Expliquez moi comme si j'avais 5 ans, s'il vous plaît : comment transformer de l'urine en eau potable ? Il faut d'abord récupérer l'urine – au festival de Ghent, on a seulement récupéré de l'urine masculine, car on avait besoin de la récupérer séparée des excréments. On l'a récoltée depuis les urinoirs de notre réservoir central, puis nous l'avons chauffée en utilisant de l'énergie solaire. On a alors pu séparer l'eau des nutriments. On a récupéré l'eau propre et les trucs qui restaient, on en a fait une sorte de poudre ou de cristal, qui contient tout le nitrogène, le phosphore et le potassium.

La changer en bière est assez amusant mais ce n'est pas tout à fait la vocation première de cette technologie, pas vrai ? Non, la bière, c'est un peu notre petit gadget – et c'est aussi une manière de s'adonner à une expérience sociale. Une manière d'intéresser les gens à notre projet. Mais le marché principal que nous visons, ce sont les fermiers des pays en voie de développement.

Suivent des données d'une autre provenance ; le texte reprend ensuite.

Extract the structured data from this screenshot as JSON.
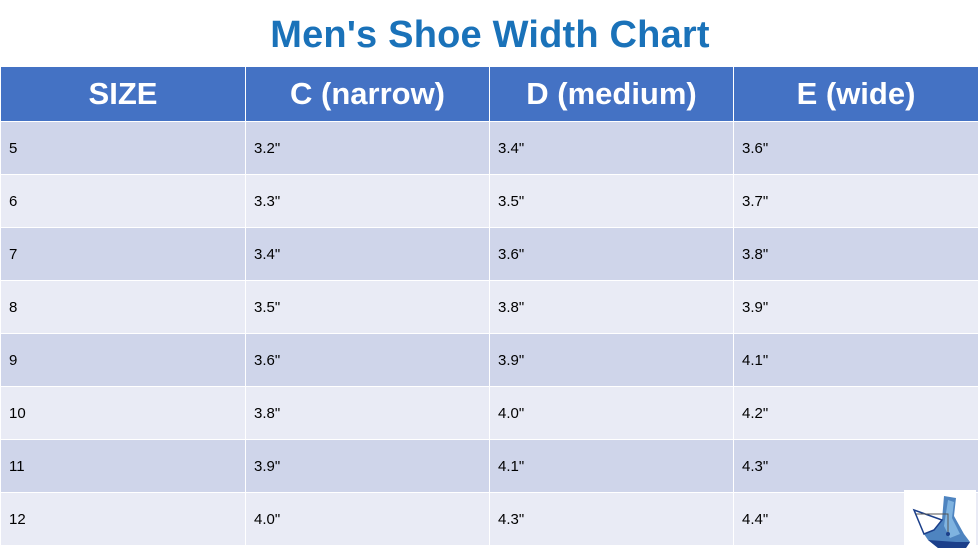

Est-ce que vous travaillez avec une brasserie en particulier pour fabriquer la bière ? Oui, avec De Wilde Brouwers, une brasserie locale de Ghent. Le brasseur est un de nos anciens étudiants. Il brasse les trois versions de la « Sewer to Brewer », et il le fait chez lui, en brassant près de 2 000 litres par mois.

Quand est-ce que la troisième version sera prête ? On a testé l'eau et nous savons qu'elle est bonne, mais elle a besoin d'être testée par l'agence de sécurité alimentaire. Ces tests auront probablement lieu en septembre et après ça, on démarrera le brassage de la bière. On devrait avoir fini à la fin de l'année.